Unexpected “re-entrant” phase behavior in polymer-based solar composites could unlock better efficiency and stability—if scientists update their modeling approaches.

A new study has revealed that organic solar cells behave far more unpredictably than previously thought, showing a “re-entrant” mixing phenomenon that challenges classical polymer science. This insight could open new possibilities for designing more efficient and longer-lasting solar energy materials.

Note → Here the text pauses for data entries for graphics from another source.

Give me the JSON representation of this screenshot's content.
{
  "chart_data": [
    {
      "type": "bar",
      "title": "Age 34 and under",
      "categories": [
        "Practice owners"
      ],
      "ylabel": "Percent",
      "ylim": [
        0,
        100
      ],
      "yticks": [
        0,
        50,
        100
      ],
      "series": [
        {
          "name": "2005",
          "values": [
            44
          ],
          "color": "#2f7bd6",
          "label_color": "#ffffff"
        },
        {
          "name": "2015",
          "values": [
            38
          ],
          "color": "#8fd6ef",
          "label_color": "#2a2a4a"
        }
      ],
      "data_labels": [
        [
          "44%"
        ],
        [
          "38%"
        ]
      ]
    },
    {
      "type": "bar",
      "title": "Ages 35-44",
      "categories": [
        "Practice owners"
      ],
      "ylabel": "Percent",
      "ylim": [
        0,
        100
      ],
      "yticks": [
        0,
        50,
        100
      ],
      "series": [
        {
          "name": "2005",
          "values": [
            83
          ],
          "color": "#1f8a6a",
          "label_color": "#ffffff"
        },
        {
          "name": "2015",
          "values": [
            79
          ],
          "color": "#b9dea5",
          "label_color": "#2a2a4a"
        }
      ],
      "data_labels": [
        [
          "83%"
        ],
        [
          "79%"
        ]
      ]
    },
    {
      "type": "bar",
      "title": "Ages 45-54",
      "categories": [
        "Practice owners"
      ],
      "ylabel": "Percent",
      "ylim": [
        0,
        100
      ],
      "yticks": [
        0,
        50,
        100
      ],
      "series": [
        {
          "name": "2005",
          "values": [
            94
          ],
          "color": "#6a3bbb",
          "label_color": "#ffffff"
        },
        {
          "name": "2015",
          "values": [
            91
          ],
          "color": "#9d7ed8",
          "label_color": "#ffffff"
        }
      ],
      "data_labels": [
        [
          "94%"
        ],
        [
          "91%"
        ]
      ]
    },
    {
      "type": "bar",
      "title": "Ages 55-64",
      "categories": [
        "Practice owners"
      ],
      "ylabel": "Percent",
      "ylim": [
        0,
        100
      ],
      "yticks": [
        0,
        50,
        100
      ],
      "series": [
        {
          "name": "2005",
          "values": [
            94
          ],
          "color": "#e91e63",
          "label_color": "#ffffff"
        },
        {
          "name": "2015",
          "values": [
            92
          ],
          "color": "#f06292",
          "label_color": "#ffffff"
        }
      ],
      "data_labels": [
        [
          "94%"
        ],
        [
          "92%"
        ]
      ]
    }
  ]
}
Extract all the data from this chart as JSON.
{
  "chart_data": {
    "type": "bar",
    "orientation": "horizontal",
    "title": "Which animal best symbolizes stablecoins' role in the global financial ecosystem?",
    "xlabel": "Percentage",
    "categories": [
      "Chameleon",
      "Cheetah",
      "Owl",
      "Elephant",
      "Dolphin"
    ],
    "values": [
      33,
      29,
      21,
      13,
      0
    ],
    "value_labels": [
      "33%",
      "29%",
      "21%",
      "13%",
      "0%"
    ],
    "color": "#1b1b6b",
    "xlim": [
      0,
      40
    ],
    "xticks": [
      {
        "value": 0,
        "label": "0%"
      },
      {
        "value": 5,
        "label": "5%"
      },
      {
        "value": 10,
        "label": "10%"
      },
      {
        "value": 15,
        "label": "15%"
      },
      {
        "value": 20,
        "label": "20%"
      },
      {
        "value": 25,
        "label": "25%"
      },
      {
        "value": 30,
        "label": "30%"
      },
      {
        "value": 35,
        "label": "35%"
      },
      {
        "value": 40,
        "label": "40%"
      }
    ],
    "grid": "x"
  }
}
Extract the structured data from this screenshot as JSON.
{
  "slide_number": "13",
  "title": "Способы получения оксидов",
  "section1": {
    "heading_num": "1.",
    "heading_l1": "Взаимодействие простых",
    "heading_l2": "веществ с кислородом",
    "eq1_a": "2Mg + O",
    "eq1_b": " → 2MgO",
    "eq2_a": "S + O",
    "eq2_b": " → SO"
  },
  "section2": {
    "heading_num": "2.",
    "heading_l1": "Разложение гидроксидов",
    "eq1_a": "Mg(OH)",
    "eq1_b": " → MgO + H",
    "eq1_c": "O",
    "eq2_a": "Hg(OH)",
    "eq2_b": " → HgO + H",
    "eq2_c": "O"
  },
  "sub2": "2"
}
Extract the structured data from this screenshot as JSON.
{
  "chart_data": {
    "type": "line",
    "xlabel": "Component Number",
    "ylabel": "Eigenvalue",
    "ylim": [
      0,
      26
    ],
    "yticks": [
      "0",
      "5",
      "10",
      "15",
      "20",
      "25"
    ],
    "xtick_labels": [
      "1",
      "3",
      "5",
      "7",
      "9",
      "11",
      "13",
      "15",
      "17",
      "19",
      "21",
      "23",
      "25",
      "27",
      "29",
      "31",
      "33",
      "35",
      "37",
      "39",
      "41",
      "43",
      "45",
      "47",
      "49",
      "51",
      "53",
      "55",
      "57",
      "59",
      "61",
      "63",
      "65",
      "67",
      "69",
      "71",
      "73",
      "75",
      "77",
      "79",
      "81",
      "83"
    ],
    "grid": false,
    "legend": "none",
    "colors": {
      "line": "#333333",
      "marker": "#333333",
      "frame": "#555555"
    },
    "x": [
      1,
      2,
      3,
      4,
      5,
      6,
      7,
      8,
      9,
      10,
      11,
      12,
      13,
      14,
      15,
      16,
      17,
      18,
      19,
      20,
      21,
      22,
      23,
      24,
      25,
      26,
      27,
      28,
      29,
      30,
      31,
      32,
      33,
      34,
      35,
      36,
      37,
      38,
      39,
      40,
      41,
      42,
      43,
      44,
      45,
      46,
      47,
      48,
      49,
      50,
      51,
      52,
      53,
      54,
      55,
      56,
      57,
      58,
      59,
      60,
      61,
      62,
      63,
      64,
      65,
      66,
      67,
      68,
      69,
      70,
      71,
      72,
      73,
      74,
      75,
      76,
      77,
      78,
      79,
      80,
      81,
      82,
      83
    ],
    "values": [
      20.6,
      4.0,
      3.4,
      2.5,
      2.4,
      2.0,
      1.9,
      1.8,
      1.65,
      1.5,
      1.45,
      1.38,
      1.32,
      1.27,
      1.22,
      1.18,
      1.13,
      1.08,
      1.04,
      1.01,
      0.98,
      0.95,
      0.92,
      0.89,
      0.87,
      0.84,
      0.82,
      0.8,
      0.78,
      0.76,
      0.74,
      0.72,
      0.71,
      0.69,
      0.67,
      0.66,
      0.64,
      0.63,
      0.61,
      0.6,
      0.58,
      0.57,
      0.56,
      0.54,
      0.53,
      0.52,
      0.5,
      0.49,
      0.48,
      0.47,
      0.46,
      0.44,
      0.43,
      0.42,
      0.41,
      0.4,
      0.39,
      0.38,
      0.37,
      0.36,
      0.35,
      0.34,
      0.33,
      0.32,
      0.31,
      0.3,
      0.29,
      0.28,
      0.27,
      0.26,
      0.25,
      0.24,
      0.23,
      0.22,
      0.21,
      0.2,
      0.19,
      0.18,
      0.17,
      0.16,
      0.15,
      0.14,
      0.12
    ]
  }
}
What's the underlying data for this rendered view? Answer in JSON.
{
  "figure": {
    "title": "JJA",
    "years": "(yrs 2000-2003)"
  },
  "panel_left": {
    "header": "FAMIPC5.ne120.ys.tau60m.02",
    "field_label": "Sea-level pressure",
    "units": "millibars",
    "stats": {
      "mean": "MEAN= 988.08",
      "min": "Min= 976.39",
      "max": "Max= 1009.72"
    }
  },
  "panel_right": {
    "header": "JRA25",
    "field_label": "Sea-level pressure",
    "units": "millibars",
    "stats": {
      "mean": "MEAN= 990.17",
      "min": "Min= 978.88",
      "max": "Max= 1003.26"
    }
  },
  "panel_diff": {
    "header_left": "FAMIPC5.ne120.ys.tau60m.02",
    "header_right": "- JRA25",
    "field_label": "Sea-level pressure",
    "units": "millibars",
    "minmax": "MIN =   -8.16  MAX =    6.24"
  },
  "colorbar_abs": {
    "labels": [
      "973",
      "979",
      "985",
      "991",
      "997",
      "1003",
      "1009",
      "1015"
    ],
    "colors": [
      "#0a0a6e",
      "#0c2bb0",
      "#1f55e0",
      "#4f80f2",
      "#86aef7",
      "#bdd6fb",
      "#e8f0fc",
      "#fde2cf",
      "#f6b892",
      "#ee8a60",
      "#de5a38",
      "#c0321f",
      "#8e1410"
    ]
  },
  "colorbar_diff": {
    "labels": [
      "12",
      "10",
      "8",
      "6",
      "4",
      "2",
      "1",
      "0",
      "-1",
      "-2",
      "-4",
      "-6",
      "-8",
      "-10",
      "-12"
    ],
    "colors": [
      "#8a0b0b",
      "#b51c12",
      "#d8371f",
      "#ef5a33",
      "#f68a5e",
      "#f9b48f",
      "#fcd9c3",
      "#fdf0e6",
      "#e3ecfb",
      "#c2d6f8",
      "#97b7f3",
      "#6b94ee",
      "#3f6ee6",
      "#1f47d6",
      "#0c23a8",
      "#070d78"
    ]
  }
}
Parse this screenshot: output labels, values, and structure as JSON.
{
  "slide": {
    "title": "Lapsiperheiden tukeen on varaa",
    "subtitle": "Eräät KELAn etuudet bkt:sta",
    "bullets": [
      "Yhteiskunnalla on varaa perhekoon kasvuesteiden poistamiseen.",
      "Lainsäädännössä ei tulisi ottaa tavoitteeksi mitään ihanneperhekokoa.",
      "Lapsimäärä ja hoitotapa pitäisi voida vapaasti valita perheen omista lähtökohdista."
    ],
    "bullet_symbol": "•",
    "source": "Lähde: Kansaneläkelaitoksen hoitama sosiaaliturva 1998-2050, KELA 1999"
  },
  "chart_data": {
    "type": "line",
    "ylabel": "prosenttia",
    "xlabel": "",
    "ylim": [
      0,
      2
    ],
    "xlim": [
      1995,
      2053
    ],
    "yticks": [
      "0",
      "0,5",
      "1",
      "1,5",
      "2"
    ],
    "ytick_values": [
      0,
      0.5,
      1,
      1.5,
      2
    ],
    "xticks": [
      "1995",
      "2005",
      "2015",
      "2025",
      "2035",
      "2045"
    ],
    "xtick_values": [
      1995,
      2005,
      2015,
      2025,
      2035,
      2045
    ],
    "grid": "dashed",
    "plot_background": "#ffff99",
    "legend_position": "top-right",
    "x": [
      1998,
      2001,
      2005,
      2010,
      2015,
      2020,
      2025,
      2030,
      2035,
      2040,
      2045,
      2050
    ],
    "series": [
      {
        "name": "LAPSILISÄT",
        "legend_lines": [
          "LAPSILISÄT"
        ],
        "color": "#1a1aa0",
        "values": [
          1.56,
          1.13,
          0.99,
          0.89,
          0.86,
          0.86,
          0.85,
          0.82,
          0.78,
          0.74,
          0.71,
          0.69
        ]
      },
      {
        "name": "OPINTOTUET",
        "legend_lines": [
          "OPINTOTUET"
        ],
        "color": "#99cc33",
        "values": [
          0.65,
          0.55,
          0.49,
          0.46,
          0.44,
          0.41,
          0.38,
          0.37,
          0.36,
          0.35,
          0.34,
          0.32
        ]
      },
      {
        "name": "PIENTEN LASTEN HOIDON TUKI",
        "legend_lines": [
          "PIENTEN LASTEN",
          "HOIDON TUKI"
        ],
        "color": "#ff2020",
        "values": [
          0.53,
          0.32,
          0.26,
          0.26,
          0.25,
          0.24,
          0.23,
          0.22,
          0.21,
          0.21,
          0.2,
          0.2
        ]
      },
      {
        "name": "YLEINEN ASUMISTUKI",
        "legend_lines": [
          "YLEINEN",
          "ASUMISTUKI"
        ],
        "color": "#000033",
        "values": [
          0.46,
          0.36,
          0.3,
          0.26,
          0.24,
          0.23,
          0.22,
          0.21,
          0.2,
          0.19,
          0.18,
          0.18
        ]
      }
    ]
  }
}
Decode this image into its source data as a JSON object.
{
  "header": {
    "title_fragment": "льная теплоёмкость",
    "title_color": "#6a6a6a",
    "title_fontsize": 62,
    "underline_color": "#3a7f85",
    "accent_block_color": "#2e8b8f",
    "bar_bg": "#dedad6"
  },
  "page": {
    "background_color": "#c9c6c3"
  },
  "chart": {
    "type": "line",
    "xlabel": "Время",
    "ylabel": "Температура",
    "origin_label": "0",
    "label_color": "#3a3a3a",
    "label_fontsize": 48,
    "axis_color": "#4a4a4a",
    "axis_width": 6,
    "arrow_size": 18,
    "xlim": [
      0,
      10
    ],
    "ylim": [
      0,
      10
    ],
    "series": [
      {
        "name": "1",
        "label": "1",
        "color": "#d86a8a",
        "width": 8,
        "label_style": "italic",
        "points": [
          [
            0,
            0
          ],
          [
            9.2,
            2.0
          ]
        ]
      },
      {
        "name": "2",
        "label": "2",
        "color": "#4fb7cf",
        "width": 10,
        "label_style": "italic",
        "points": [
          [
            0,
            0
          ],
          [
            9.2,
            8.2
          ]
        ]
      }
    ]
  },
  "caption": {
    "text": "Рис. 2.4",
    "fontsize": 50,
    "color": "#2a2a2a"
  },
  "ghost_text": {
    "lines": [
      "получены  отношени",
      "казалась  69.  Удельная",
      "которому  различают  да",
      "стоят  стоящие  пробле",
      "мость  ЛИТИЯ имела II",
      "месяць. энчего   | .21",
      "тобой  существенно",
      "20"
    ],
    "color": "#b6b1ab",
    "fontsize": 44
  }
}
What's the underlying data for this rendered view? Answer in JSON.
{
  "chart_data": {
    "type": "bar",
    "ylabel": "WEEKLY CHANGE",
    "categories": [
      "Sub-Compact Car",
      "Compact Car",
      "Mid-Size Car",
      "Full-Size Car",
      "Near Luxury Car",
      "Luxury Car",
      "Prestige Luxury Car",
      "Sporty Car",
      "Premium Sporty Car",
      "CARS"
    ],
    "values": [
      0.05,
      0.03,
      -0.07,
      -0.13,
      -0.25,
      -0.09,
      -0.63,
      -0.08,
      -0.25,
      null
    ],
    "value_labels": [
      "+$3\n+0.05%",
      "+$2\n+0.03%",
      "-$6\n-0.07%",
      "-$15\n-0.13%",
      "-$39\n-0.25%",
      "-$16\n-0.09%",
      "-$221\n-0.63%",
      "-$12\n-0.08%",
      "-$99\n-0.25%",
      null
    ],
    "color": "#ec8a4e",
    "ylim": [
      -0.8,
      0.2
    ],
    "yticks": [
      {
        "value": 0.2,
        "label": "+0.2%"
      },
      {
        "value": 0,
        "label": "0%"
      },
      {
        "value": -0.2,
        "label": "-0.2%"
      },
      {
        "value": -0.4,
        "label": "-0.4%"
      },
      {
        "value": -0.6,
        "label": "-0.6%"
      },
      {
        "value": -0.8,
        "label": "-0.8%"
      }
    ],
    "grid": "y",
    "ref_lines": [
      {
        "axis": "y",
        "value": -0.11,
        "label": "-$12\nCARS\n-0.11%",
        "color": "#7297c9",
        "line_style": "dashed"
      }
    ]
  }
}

Researchers from North Carolina State University, the Max Planck Institute for Polymer Research, and international collaborators created phase diagrams of more than 50 polymer–small molecule acceptor (SMA) composites, the building blocks of organic solar cells. These diagrams, which are critical for predicting device stability and performance, showed that nearly half of the blends defied expectations. Instead of mixing more easily at higher temperatures—as most materials do—they separate when heated and re-mixed when cooled, displaying a counterintuitive “re-entrant” behavior.
Unlike conventional commodity polymers with predictable thermal behavior, polymer:SMA composites are governed by additional molecular complexity, making their phase transitions more intricate than traditional models can explain. By focusing on parameters such as free volume—the way molecules expand or contract with heat—and the glass transition temperature, when materials freeze into a non-crystalline solid, the researchers developed a more complete framework to interpret these transitions. Including these factors in models appears to qualitatively reproduce the experimental results.
This deeper understanding of mixing behavior has significant implications. It could guide the design of organic solar cells with higher power-conversion efficiency and greater stability, key to scaling renewable energy technologies. “Polymer:SMA blends offer high solar cell efficiency and stability, but only if their mixing behavior is precisely tuned,” explains Harald Ade, Distinguished Professor at NC State. Jasper Michels of the Max Planck Institute adds that extending models to include the glass transition and other parameters is essential to capture the complexity of organic semiconductors.
Ultimately, the work underscores that advancing solar cell performance will require rethinking the physics of organic materials. Efficiency and stability depend on molecular interactions at much smaller scales than we used to account for.